— Et vous avez perdu votre casquette dans votre fuite…
— Je ne m'en suis pas rendu compte tout de suite. C'est seulement le lendemain que j'ai réalisé.
— Vous êtes rentré à Paris avec votre voiture ?
— Bien sûr.
Annick Hatouva croise les bras sur son bureau.

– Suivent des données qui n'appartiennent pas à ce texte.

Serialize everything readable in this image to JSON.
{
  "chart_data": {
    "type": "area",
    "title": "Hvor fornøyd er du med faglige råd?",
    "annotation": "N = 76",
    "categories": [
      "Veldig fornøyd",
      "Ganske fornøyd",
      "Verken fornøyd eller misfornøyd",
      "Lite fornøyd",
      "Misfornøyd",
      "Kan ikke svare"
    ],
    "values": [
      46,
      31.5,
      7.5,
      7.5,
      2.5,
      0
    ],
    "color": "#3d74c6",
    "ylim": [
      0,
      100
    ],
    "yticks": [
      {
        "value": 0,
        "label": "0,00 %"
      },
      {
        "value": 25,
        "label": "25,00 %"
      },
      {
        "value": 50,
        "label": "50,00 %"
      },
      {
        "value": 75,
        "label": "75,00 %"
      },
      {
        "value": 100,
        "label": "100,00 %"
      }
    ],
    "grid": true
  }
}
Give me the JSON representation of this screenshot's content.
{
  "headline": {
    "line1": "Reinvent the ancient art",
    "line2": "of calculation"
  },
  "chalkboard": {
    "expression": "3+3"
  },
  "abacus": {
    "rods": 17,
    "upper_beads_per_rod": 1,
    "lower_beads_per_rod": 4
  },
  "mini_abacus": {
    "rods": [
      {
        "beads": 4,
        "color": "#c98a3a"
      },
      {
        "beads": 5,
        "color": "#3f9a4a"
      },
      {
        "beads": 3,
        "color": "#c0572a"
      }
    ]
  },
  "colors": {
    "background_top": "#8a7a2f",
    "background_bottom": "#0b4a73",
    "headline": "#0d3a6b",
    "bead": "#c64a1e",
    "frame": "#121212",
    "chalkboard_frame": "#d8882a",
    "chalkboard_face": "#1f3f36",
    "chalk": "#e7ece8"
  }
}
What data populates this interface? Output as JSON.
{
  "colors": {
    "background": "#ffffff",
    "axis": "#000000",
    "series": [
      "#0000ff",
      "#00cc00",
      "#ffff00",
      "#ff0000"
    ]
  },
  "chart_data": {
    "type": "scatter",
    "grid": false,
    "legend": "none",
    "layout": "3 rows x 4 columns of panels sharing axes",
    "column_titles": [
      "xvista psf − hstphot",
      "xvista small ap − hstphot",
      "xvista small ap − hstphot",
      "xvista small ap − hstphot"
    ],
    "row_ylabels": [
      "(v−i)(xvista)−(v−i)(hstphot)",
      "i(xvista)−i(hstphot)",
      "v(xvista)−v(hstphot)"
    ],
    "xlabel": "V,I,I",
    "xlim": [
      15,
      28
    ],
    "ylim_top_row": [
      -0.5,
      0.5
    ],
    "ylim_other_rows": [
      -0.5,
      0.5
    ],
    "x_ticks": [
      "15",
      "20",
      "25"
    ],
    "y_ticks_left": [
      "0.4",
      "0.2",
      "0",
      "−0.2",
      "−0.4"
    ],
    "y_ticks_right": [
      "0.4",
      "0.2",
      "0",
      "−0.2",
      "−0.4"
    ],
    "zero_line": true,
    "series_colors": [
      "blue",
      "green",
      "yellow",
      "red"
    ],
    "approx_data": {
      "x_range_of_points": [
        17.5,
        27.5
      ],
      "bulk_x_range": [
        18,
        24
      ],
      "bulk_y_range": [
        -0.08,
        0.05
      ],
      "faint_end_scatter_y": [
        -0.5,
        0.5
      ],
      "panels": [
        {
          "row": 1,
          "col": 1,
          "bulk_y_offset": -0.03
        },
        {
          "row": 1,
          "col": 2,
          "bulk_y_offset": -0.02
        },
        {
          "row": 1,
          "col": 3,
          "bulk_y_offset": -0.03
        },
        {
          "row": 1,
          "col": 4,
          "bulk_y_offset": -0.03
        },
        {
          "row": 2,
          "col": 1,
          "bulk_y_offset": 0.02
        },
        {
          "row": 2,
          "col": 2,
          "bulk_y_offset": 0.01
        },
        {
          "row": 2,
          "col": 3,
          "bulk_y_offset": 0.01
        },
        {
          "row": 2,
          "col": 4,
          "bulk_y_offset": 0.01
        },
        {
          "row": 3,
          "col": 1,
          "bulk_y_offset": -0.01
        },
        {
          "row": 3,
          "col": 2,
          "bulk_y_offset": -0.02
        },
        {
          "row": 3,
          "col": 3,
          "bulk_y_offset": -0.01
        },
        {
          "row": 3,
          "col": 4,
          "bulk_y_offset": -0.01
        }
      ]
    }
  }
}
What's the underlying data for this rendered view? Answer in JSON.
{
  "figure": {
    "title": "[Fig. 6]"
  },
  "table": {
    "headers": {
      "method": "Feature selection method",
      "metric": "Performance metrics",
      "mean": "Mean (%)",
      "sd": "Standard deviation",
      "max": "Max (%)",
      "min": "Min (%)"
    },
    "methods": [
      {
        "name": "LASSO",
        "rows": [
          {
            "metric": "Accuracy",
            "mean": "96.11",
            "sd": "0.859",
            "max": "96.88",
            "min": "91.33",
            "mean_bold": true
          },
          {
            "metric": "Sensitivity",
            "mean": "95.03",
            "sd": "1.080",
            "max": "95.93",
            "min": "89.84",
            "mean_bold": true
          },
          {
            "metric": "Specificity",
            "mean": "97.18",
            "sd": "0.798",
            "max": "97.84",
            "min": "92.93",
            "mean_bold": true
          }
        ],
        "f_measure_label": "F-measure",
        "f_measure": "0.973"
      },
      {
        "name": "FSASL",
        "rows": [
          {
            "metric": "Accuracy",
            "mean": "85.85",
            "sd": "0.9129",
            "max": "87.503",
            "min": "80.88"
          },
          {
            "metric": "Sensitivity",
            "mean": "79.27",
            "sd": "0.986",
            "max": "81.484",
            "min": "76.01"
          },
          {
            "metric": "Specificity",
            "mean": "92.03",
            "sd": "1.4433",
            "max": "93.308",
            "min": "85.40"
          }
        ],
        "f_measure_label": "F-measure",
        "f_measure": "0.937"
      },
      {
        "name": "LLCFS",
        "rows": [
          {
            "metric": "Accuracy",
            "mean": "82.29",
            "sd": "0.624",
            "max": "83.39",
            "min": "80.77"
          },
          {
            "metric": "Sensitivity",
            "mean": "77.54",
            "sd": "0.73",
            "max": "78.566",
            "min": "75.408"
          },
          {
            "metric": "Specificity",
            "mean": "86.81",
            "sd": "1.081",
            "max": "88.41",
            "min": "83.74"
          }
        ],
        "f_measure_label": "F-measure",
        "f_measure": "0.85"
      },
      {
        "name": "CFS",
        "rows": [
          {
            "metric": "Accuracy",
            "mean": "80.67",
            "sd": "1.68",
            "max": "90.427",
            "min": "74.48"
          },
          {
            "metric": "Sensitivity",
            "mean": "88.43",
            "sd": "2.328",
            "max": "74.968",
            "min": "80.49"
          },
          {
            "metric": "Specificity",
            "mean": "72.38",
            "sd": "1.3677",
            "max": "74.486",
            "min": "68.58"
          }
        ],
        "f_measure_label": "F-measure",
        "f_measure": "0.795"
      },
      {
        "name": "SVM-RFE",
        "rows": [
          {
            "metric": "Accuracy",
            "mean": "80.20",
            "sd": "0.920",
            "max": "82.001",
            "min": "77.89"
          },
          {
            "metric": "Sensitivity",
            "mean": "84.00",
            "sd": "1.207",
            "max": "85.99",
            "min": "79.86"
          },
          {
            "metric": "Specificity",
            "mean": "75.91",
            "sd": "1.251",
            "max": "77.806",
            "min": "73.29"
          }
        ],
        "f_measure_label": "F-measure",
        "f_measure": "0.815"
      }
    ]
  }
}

— Vous aviez bu, ce soir-là ?
— Oui.
— Beaucoup ?
— Trop pour échapper à un contrôle d'alcoolémie, mais pas au point de perdre la raison.
— Vous aviez fumé ?
— Du tabac, uniquement.
— Pas de pilules, pas de coke ?
Antoine remonte ses manches pour dévoiler ses veines sans aucune trace de piqûre.
— Et pas d'héroïne non plus. Je ne me drogue pas, madame la juge, les tests sanguins le prouveront.
— Nous les ferons pratiquer.
Un long silence plane, juste troublé par la greffière qui achève de consigner l'interrogatoire sur son ordinateur.
— Quelque chose vous gêne dans le témoignage d'Antoine, madame la juge ? questionne Roykeau. Il est le fils d'un policier de haut rang et policier lui-même, depuis peu de temps, je vous l'accorde. Mais enfin… rien ne nous permet de douter de sa bonne foi. D'autant qu'il n'a aucun antécédent judiciaire.
Le juge feuillette un dossier et hoche la tête à plusieurs reprises.
— En effet. Pas d'antécédent.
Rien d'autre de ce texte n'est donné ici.